Meriva
Da tre settimane, come saprete, la mia Alfa 147 è in riparazione per via di un tamponamento. Pertanto, mi hanno dato una macchina sostitutiva; e dopo avermi detto che non c’era bisogno di prenotarla e che ne avrebbero trovata una sul momento, giunti al momento si sono poi accorti che non ce n’erano. L’unica disponibile in tutti gli uffici Europcar di Torino era una Opel Meriva, e così mi hanno dato quella.
Bene, dopo tre settimane di guida posso concludere soltanto una cosa: se odiate qualcuno moltissimo, regalategli quest’auto o, ancor più perfidamente, convincetelo a impegnare la casa e la moglie pur di comprarsela.
Si tratta di una specie di parallelepipedo grigio dalla funzione indefinita: troppo grosso per essere una utilitaria, troppo piccolo per essere un SUV, troppo alto per essere aerodinamico e troppo pesante per essere risparmioso. Hanno cercato di massimizzarne l’altezza, e certamente, se non vi siete abituati, vi farà piacere la sensazione di guidare dall’alto (ma a quel punto prendetevi un camion, o perlomeno la nuova Panda, che è tutta un’altra cosa). Peccato che, dal punto di vista pratico, a meno che voi di mestiere non trasportiate scatole di scarpe o altri oggetti rettangolari impilati l’uno sull’altro, l’altezza non vi servirà quasi mai.
In compenso, la macchina è lunghissima, al punto che parcheggiare in città diventa complicato; essendo anche alta, è praticamente impossibile capire dove finiscono le macchine attorno a voi (e il mio modello ovviamente non ha sensori di parcheggio). Per qualche misterioso motivo, però, dentro è piccola; ci si sta abbastanza pigiati e rigorosamente in verticale, certo non mezzi spaparanzati come sulle poltrone della 147.
Il grosso della lunghezza va nel baule, e considerato che io ho riempito il baule della mia (che è oggettivamente piccolo) una sola volta in un anno e mezzo, quando ho dovuto traslocare contemporaneamente quattro persone più una sala giochi e diversi chili di formaggio, non credo che sia una allocazione intelligente – a meno che, appunto, non vendiate scarpe al mercato.
Gli interni sono stati presi di peso da una Ritmo degli anni ’80, rigorosamente in plastica nera da dieci lire al chilo; persino le portiere sembrano di plastica (speriamo bene). L’estetica ti fa chiedere se l’abbia progettata un cieco.

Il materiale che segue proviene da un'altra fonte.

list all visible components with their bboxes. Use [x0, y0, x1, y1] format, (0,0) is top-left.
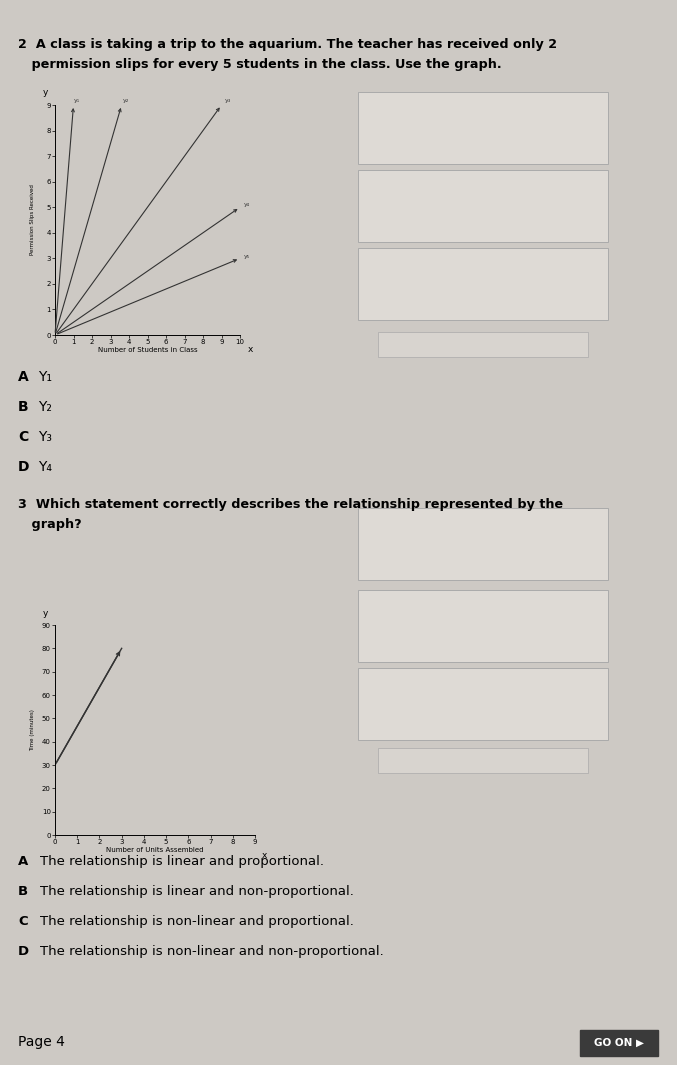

E poi, dulcis in fundo, il motore. Va bene, probabilmente sono io che sono abituato bene, guidando abitualmente un 1.9 Multijet. Ma la ripresa di quest’auto è non pervenuta: persino le vecchie Uno la lasciano sul posto, e sperate di non fermarvi ad un semaforo in salita, perchè a quel punto correrete il serio rischio di spegnere il motore o perlomeno di dover evitare la cosa sfrizionando per far riprendere la coppia. Persino per accenderla bisogna far girare il motorino per parecchi secondi, non ne vuol proprio sapere.
Insomma, ho capito perché hanno speso miliardi in pubblicità (un paio di anni fa c’era scritto Meriva addirittura sulle maglie del Milan): era l’unica chance di vendere questo coso. Ma io non vedo l’ora che mi restituiscano la mia.